# Schleife in SQL?



## Solna (28. Okt 2008)

Hallo alle zusammen,

Ich habe folgendes Problem: ich muss aus einer Tabelle alle Datensätze löschen, wo
artikel_nr "so und so" ist. Nur habe ich 31000 solche artikeln_nr, dessen Datensätze gelöscht werden sollen.
Die Artikeln_nr stehen in einer separaten Tabelle.

Wie kann ich im SQL Befehl etwas wie eine Schleife einbauen, oder geht das gar nicht.

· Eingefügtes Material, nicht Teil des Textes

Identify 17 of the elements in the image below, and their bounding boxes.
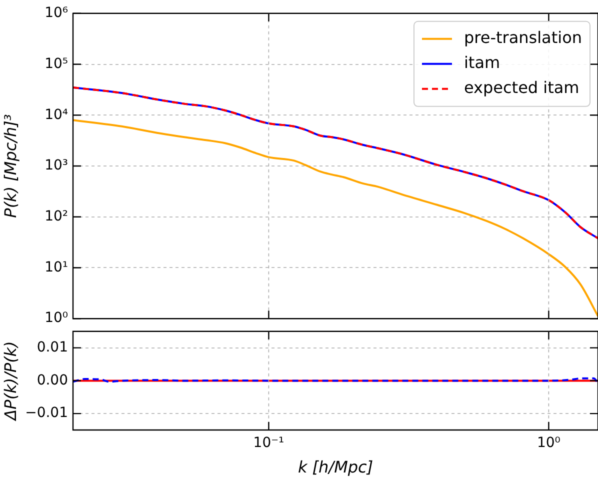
legend-label: pre-translation	[464, 28, 582, 48]
y-tick-label: 10⁴	[44, 106, 68, 123]
y-tick-label: 10²	[44, 208, 68, 225]
y-tick-label: 10³	[44, 158, 68, 174]
y-tick-label: 0.01	[36, 339, 68, 356]
y-axis-title: P(k) [Mpc/h]³	[0, 114, 20, 218]
y-axis-title: ΔP(k)/P(k)	[0, 341, 20, 422]
legend-label: itam	[464, 53, 500, 72]
x-tick-label: 10⁻¹	[253, 435, 284, 452]
x-axis-title: k [h/Mpc]	[298, 458, 374, 477]
y-tick-label: 10⁰	[44, 310, 68, 326]
y-tick-label: 10¹	[44, 259, 68, 276]
y-tick-label: 10⁶	[44, 5, 68, 22]
y-tick-label: 10⁵	[44, 56, 68, 72]
y-tick-label: 0.00	[36, 372, 68, 388]
legend-label: expected itam	[464, 78, 580, 98]
y-tick-label: −0.01	[25, 405, 68, 422]
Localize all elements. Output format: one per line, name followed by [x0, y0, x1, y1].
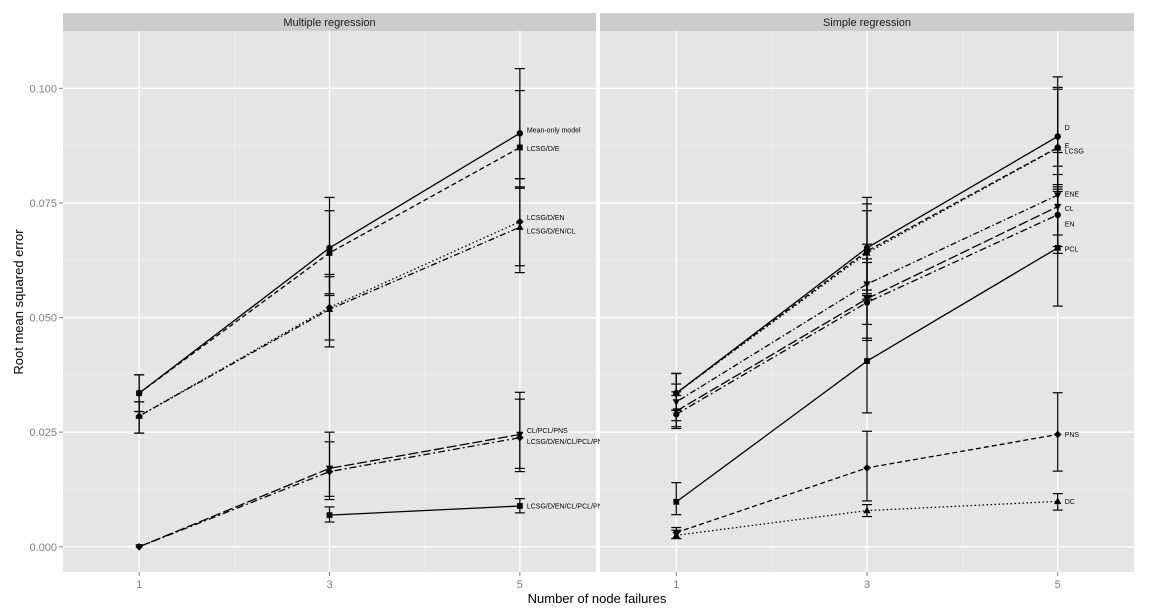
data-point — [864, 358, 870, 365]
series-line — [138, 221, 521, 417]
data-point — [326, 512, 333, 519]
series-label: LCSG/D/EN/CL/PCL/PNS/DC — [527, 503, 620, 510]
data-point — [863, 506, 871, 514]
data-point — [516, 503, 523, 509]
y-tick-label: 0.000 — [29, 542, 57, 554]
series-lcsg-d-en-cl: LCSG/D/EN/CL — [134, 187, 576, 434]
data-point — [672, 531, 680, 539]
y-axis: 0.000 0.025 0.050 0.075 0.100 — [29, 83, 63, 554]
x-tick-label: 3 — [864, 579, 870, 591]
panel-title: Multiple regression — [283, 17, 375, 29]
panel-title: Simple regression — [823, 17, 911, 29]
x-axis-title: Number of node failures — [528, 591, 667, 606]
data-point — [1054, 144, 1062, 151]
series-label: PCL — [1065, 246, 1079, 253]
x-tick-label: 5 — [517, 579, 523, 591]
series-dc: DC — [671, 493, 1075, 540]
data-point — [1053, 430, 1062, 439]
series-label: E — [1065, 143, 1070, 150]
series-label: Mean-only model — [527, 128, 581, 135]
series-lcsg-d-en-cl-pcl-pns-dc: LCSG/D/EN/CL/PCL/PNS/DC — [324, 498, 620, 523]
data-point — [135, 412, 143, 419]
data-point — [325, 467, 334, 476]
series-label: D — [1065, 125, 1070, 132]
series-label: LCSG/D/EN/CL — [527, 229, 576, 236]
data-point — [135, 542, 143, 551]
series-label: CL/PCL/PNS — [527, 428, 568, 435]
series-pcl: PCL — [671, 183, 1079, 516]
series-label: ENE — [1065, 192, 1080, 199]
series-label: LCSG — [1065, 148, 1084, 155]
series-label: LCSG/D/E — [527, 146, 560, 153]
data-point — [673, 498, 680, 505]
y-tick-label: 0.050 — [29, 313, 57, 325]
y-tick-label: 0.100 — [29, 83, 57, 95]
x-tick-label: 3 — [326, 579, 332, 591]
series-line — [329, 505, 520, 516]
panel-strip — [600, 13, 1134, 31]
data-point — [516, 433, 524, 442]
data-point — [516, 144, 523, 151]
x-tick-label: 5 — [1055, 579, 1061, 591]
x-tick-label: 1 — [673, 579, 679, 591]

Für einen Tipp werde ich mich sehr freuen


----------



## ARadauer (28. Okt 2008)

mit einem inner select kannst du das lösen

..

delete from TabelleA where artikel_Nr in (Select artikel_Nr from tabelleB wehre blablalbalbaba)


----------



## Solna (28. Okt 2008)

Ich habe da noch größe,

Also artikel_nr und Größe,

Ich weiß jetzt nicht was ich mit dem zweten Parameter (Größe) machen soll....  

könntest du vielleicht noch genauer schreiben, bitte


----------



## HoaX (28. Okt 2008)

was willst du mit der größe machen?

egal was, es jetzt ein zu setzen sollte doch ein leichtes sein ...


----------



## Solna (28. Okt 2008)

Es ist so, dass es Artikeln mit dem selben Art_nr gibts, aber in verschiedenen Größen.
Und in Tabelle stehen Artikel und Größe. Das ist wichtig, weil
z.B. alle Datensätze von artikel nr 5000 gr 52 gelöscht werden sollen, und von artikel_nr 5000 gr 48 - NICHT.

Aslo, dann soll ich sagen, nimm mir aus der Tabelle Art_nr UND Größe und das genau geht nicht :bahnhof:


----------



## ARadauer (28. Okt 2008)

warum nicht?


delete from artikel where art_nr = 5000 and gr = 48


----------